Если из меня текла кровь, давали тампон.
Как-то раз не приехали девушки из другого города. Мне пришлось обслужить семьдесят шесть мужчин. Приходили все. Полицейский, чиновники, даже мусорщики. Двое умерли в моей постели от сердечного приступа.
Топор
Картина, которую я буду помнить до конца жизни, — это Озлам и ее отрубленная голова. В бордель ее продал брат.
Озлам забеременела. Решила, что будет рожать. Сутенер позвонил ее брату, чтобы тот отдал ему деньги.
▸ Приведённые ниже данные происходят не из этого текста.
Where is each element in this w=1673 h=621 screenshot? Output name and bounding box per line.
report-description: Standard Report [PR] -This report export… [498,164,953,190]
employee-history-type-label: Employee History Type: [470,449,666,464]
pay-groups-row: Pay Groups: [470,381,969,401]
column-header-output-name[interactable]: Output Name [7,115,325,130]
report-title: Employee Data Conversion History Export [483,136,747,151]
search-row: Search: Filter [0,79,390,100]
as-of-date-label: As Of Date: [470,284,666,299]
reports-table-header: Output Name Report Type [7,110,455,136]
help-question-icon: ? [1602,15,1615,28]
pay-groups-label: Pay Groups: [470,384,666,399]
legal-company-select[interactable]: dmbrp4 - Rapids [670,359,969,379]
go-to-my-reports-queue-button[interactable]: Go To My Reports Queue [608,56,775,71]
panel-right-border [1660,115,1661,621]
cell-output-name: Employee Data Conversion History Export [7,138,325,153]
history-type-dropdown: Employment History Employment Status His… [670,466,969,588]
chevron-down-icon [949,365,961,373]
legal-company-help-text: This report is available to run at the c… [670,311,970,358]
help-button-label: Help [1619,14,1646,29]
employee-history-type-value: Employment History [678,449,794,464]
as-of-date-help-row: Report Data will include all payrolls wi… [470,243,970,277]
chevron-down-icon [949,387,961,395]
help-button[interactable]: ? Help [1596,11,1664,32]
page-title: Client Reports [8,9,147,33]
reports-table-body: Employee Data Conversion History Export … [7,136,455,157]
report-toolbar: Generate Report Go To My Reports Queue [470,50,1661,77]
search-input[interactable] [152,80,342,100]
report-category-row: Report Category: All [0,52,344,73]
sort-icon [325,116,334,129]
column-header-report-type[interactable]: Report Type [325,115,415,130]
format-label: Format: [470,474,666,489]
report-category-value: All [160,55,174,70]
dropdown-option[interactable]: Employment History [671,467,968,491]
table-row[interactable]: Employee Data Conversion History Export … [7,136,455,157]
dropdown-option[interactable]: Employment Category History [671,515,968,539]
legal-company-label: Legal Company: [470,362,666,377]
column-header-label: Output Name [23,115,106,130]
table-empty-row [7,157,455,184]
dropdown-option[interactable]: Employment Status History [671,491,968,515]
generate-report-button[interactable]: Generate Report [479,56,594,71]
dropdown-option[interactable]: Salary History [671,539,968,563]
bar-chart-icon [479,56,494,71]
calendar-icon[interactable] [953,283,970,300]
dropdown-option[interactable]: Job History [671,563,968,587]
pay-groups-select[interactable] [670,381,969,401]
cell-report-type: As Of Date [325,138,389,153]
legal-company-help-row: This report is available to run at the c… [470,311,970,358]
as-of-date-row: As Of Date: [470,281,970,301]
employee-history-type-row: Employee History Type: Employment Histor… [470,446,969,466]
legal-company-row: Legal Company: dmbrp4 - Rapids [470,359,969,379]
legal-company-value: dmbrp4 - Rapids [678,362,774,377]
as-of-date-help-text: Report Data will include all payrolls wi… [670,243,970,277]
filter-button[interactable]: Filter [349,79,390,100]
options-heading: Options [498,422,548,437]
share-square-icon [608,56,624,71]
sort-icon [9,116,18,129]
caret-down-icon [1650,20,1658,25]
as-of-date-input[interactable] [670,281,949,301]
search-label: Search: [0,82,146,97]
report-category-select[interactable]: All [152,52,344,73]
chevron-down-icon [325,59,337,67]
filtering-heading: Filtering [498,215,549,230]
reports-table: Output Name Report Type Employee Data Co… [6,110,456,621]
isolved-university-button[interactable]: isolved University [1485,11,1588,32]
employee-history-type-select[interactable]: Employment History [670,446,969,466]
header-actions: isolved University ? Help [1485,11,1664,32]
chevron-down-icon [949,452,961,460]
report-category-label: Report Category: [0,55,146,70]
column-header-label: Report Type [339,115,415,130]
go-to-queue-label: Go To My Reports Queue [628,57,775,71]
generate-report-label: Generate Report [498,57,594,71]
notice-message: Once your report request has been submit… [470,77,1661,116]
Брат разъярился. Пришел с топором. Когда я вошла в салон, Озлам лежала на диване, а ее голова — в метре от нее.
Торт
Мы смотрим фильм, снятый больше десяти лет назад. На стульчиках сидит дюжина женщин. Нарядные, накрашенные, неестественные. Следующий кадр. Невеста в белом платье сидит рядом с женихом. У него на голове копна черных вьющихся волос.
Следующий: невеста режет большой торт. Кто-то пытается танцевать, но все выглядит абсурдно.
Это была моя третья свадьба. Свадьба мечты. Был оркестр, четырехметровый торт с женихом и невестой сверху, подружки невесты. Такой торт я видела в детстве на свадьбе двоюродной сестры.
Не было только детей, которые обычно несут фату. И никого из родственников.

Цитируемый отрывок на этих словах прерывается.